It was a gathering to build community, to shrug off old mantles, and to reshape connections as human beings. The day was filled with music, poetry, art, and interactions that brought everyone from their seats to the stage for intimate engagement. They sang, they hummed, and to build “a radical performance of trust” and move towards the edges of uncertainty and the unfamiliar, they walked in silence with their eyes closed, to go beyond the visual and the verbal. The intention was to encourage reverence, mystery, and deepen the desire to heal ourselves and each other.
“Three Black Men” offerings to consider:
Dare to move beyond the usual, the known.
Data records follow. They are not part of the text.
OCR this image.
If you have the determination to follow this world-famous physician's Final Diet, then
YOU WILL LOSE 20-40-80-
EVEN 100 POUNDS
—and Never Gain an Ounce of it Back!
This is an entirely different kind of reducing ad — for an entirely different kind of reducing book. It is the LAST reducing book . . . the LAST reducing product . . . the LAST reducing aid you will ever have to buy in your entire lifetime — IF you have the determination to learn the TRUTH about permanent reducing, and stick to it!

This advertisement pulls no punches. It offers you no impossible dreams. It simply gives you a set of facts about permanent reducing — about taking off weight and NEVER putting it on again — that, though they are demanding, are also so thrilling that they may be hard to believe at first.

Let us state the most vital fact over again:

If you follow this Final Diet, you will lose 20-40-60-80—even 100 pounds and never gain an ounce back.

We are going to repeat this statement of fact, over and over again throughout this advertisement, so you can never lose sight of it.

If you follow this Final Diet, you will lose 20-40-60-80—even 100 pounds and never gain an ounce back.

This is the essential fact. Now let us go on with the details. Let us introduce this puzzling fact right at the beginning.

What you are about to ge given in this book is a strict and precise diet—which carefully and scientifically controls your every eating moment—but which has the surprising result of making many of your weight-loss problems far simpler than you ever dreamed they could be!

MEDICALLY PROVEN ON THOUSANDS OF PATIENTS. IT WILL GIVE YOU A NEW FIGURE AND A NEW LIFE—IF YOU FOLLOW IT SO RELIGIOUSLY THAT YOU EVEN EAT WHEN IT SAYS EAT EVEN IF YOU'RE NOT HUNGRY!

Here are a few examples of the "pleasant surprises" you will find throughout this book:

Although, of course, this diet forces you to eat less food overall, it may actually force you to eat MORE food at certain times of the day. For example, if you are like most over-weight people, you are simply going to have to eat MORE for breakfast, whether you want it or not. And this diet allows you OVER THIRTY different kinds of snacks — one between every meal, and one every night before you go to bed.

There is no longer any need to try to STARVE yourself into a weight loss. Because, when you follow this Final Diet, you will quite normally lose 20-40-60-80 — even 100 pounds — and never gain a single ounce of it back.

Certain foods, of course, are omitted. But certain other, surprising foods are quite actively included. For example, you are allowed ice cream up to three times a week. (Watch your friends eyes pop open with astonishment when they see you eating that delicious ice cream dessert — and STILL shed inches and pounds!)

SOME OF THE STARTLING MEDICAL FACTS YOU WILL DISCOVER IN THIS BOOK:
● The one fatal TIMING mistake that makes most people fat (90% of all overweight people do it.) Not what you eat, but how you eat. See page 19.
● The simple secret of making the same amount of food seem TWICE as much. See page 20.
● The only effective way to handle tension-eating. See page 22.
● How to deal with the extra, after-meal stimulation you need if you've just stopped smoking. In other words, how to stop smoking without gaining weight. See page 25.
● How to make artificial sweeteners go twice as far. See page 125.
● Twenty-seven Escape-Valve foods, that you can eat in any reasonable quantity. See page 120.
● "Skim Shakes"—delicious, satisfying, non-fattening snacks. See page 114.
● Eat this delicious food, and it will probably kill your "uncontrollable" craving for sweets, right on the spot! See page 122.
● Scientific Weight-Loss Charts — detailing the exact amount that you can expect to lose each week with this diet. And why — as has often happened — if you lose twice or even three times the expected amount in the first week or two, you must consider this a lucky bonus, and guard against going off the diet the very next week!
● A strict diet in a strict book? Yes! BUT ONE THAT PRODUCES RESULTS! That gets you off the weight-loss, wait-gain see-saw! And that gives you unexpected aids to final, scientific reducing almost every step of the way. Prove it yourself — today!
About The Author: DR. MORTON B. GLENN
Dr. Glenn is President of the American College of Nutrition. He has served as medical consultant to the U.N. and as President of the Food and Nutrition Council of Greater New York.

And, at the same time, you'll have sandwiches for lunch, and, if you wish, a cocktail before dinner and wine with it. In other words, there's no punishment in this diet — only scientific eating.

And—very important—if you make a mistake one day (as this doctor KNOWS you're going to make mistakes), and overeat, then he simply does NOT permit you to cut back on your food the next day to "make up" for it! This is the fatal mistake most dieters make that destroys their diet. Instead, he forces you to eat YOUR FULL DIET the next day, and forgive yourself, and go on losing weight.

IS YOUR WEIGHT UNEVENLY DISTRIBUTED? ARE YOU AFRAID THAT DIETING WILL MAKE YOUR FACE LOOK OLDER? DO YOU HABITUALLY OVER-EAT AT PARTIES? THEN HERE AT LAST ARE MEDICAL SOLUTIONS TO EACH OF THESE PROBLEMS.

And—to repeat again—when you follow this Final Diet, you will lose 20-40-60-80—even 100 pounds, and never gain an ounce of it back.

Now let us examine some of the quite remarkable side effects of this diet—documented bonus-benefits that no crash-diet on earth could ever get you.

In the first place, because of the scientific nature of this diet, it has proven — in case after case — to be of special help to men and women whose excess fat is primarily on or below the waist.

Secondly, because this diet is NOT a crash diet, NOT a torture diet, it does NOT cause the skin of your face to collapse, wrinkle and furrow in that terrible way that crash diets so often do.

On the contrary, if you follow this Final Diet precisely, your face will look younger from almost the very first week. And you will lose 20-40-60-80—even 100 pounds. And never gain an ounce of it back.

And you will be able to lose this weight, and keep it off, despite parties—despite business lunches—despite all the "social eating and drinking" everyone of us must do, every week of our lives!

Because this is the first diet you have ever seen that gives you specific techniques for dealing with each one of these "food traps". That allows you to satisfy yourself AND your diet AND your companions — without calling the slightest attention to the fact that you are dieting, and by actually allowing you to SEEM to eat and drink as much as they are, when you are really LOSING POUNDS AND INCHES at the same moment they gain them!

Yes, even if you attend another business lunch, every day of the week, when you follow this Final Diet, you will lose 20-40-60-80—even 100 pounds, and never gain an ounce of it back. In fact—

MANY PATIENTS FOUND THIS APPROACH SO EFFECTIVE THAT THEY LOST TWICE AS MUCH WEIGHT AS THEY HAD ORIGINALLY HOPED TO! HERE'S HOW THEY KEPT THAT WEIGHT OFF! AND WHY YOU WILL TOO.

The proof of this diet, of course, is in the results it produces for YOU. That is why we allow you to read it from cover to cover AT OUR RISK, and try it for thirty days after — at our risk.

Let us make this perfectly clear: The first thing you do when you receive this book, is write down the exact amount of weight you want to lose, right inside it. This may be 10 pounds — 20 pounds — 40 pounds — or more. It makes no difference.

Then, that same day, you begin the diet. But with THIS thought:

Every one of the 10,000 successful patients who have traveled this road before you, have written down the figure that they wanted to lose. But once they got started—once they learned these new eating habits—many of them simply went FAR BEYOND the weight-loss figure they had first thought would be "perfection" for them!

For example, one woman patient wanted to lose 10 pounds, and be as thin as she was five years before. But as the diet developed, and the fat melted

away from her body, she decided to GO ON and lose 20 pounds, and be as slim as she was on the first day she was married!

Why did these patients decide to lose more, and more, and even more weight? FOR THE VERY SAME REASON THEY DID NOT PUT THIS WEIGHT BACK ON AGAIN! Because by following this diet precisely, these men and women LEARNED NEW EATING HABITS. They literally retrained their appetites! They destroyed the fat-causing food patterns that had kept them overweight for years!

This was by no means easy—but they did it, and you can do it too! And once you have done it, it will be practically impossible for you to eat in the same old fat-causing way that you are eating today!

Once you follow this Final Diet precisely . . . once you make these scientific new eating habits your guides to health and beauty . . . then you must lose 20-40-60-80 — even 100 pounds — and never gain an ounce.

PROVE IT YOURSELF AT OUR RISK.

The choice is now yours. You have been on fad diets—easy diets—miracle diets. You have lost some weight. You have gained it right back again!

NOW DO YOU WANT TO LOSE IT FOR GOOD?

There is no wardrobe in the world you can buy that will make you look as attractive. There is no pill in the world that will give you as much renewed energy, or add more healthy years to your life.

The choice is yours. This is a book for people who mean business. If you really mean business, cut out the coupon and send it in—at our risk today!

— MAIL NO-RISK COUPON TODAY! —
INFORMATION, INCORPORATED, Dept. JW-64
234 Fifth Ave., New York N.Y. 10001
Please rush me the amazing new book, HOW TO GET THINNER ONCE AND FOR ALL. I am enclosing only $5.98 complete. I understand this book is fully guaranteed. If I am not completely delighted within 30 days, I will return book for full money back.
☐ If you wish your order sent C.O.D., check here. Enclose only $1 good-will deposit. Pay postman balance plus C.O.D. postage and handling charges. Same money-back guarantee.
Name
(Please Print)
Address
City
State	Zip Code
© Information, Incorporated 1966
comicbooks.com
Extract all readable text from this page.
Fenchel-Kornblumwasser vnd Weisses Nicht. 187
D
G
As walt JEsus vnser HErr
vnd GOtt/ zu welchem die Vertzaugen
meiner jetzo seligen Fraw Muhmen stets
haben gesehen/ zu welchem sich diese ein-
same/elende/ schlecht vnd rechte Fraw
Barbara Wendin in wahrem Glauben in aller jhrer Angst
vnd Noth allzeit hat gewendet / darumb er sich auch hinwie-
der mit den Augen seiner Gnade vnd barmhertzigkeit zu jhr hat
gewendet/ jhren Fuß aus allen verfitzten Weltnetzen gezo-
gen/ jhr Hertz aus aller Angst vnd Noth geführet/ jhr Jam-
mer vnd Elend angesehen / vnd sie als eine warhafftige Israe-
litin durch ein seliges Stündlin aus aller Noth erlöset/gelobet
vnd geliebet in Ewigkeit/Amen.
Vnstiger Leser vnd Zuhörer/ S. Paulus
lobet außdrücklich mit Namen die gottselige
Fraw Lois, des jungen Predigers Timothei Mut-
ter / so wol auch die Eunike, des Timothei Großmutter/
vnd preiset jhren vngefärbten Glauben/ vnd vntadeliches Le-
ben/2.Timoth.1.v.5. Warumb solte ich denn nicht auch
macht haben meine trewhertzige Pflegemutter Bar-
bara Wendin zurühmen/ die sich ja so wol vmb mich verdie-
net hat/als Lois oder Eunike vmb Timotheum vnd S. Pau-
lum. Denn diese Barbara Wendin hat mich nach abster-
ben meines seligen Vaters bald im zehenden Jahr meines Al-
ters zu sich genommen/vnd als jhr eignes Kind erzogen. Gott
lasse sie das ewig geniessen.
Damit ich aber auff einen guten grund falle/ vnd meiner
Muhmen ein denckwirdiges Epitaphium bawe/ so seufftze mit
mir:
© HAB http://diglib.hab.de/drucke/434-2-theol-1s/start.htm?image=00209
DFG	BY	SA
Be open to not knowing
Gratitude is how we pay attention
Breach and occupy the cracks
Pause in order to find out what is possible at the edge
The space between us is about creating futures
We live in a kind of grace to move energies that do not want to be forced into an individual frame
Let go of the chemistry of not knowing how to rest
Reconnect with our body senses
The age coming into reality is more like jazz. You play because you understand the integrity of the sole notes that are sounded by others. And you harmonize to give this planet our good fortune of having a kind of existence.
—Orland Bishop
The quote above, part of Orland Bishop’s opening remarks, brought an inner smile to my soul. Similar to how we have translated the principles and practices of jazz (Jazz Leadership Project) to the workplace, Bishop sees the value of jazz as a novel approach to life and the framing for a better society.
And so, three black men created a space for a community of seekers, resembling a big band swingin’ with trust, intention, attention, and shared leadership. Each of the men soloed, with thought-felt notes that inspired and empowered, then invited all the participants to birth and hold a co-creative space that says yes to new possibilities.